Because of this financial impact, DDoS has become a way to commit industrial sabotage. One can simply acquire DDoS-for-hire services on the dark web to cripple a target company’s online activities and cost them financially in the process. Hacktivists have also been known to launch DDoS attacks on corporate targets as means to protest or advance political agenda.
Implementing Security is a Must
Fortunately, the cybersecurity community has been actively improving means to mitigate DDoS attacks. Internet services are now investing on better infrastructure to have enough bandwidth and network capacity to weather DDoS attacks.
Security solutions like WAFs and DDoS mitigation have also become smarter. They now feature better algorithms to filter out malicious traffic. Crypto-based mechanisms are even being explored to combat DDoS.
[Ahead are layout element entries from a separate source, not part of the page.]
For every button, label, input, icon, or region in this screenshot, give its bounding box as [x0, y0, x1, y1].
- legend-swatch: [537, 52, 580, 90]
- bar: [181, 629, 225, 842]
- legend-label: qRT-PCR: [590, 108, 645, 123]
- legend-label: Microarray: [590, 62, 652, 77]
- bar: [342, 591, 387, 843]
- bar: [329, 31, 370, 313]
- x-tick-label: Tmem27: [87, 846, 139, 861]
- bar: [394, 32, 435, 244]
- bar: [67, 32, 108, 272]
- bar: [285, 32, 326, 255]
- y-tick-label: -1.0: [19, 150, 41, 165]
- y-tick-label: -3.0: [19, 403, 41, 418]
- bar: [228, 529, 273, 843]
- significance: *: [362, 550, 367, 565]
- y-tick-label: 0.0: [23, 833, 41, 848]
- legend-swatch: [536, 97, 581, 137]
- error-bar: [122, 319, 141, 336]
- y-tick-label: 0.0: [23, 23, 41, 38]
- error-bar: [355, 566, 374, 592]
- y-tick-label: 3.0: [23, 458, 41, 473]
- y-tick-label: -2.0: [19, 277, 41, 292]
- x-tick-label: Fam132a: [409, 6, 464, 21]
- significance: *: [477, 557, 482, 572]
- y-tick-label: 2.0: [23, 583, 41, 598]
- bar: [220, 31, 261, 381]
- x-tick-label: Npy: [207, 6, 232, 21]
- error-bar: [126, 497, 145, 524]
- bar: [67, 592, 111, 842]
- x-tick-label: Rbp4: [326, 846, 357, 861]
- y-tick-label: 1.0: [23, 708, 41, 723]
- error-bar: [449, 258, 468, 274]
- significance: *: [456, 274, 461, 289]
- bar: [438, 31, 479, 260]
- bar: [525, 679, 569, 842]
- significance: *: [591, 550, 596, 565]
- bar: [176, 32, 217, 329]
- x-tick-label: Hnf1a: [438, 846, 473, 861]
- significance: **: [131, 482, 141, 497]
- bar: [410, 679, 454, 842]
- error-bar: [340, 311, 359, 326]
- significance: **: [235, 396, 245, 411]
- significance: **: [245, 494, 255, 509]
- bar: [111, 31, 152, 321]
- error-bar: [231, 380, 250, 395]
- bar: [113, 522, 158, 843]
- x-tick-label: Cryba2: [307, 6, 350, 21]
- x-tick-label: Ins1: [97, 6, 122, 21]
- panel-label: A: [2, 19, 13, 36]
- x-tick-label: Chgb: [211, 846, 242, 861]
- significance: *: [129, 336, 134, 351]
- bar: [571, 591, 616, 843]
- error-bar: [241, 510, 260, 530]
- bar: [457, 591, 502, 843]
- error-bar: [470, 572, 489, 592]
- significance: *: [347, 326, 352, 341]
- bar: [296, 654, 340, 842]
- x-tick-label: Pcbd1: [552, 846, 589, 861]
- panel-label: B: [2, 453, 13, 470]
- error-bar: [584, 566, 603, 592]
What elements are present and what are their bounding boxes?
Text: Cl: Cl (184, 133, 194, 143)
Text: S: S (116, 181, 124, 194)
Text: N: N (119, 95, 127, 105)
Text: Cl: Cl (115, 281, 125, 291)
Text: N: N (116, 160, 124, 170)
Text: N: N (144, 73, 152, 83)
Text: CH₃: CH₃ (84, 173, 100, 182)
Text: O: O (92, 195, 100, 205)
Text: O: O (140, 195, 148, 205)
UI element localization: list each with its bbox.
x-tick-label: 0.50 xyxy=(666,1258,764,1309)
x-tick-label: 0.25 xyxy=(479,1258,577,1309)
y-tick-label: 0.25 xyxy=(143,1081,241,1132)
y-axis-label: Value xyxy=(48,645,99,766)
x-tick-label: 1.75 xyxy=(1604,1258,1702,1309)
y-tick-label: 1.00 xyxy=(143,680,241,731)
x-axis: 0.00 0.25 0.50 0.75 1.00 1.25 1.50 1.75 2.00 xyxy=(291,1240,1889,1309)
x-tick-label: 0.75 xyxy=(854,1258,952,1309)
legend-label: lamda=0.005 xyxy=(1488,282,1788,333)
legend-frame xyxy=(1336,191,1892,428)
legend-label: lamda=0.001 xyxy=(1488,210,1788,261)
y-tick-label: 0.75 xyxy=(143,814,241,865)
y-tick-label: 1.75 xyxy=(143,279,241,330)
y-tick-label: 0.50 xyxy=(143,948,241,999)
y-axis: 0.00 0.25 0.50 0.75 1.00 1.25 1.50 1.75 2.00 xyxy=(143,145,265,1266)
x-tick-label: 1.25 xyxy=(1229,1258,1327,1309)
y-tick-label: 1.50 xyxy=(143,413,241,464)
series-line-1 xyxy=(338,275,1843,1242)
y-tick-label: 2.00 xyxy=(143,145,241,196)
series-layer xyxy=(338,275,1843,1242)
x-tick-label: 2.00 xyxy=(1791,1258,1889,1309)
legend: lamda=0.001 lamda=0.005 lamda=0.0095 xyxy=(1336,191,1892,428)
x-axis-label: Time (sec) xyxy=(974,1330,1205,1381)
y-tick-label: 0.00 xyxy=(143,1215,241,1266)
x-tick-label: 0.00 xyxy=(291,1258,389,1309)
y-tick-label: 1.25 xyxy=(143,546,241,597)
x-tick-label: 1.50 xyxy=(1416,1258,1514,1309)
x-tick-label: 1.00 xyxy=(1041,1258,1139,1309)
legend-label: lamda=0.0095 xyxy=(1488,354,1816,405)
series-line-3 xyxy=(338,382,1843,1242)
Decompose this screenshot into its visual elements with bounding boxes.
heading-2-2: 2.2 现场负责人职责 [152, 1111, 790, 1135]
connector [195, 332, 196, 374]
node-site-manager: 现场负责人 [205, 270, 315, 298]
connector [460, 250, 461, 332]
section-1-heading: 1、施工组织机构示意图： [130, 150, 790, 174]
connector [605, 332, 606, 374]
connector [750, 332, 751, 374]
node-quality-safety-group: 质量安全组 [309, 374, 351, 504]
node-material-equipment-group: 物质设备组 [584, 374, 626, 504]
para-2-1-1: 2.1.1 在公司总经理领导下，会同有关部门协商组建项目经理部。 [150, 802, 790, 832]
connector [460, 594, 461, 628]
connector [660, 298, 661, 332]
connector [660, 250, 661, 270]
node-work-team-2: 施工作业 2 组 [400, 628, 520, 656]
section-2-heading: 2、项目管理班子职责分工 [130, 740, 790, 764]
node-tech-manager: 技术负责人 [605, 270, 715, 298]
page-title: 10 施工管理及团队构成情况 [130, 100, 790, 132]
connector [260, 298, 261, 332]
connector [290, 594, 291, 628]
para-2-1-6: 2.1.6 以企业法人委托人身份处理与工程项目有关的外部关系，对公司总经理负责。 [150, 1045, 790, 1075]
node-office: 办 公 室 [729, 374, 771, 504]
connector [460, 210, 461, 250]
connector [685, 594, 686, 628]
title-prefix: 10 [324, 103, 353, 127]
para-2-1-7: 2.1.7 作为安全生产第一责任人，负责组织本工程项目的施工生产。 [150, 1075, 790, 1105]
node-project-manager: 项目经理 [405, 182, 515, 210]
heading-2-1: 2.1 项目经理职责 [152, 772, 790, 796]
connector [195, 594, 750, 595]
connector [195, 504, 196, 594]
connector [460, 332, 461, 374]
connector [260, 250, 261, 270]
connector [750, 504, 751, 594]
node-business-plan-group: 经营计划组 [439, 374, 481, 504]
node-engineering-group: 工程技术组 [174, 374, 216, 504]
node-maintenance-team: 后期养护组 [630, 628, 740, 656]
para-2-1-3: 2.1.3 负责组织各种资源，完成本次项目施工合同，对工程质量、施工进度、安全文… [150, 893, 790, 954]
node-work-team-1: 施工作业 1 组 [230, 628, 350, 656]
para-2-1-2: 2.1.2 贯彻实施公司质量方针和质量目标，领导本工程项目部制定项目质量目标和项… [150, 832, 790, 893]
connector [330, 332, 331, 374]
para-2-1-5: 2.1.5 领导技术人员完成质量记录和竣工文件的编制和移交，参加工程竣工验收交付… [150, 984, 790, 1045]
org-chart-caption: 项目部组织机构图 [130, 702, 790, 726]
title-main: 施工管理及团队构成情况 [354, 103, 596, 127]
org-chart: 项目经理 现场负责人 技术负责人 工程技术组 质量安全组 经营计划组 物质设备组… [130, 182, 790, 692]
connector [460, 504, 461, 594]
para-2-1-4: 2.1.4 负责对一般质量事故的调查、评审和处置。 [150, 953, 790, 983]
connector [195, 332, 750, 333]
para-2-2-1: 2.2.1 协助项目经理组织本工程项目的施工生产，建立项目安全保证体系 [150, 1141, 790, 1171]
But to lessen the threat of botnets, it’s critical for users to be more conscious of their own security. A major contributor to the explosion of botnets is the poor security of many devices. The market has recently seen a surge in cheap internet-capable devices, many of which have poor security features. Other users are also remiss in changing default administrator credentials on their devices which make it easy for malware spread across networks.
Protecting internet-connected devices should greatly help lessen exposure. Even actions like using more secure passwords and applying timely patches and updates could prevent malware from spreading.
The threat of cyberattacks and DDoS will continue to be present. So, everyone stands to benefit should computer users put in more effort to securing their devices and networks.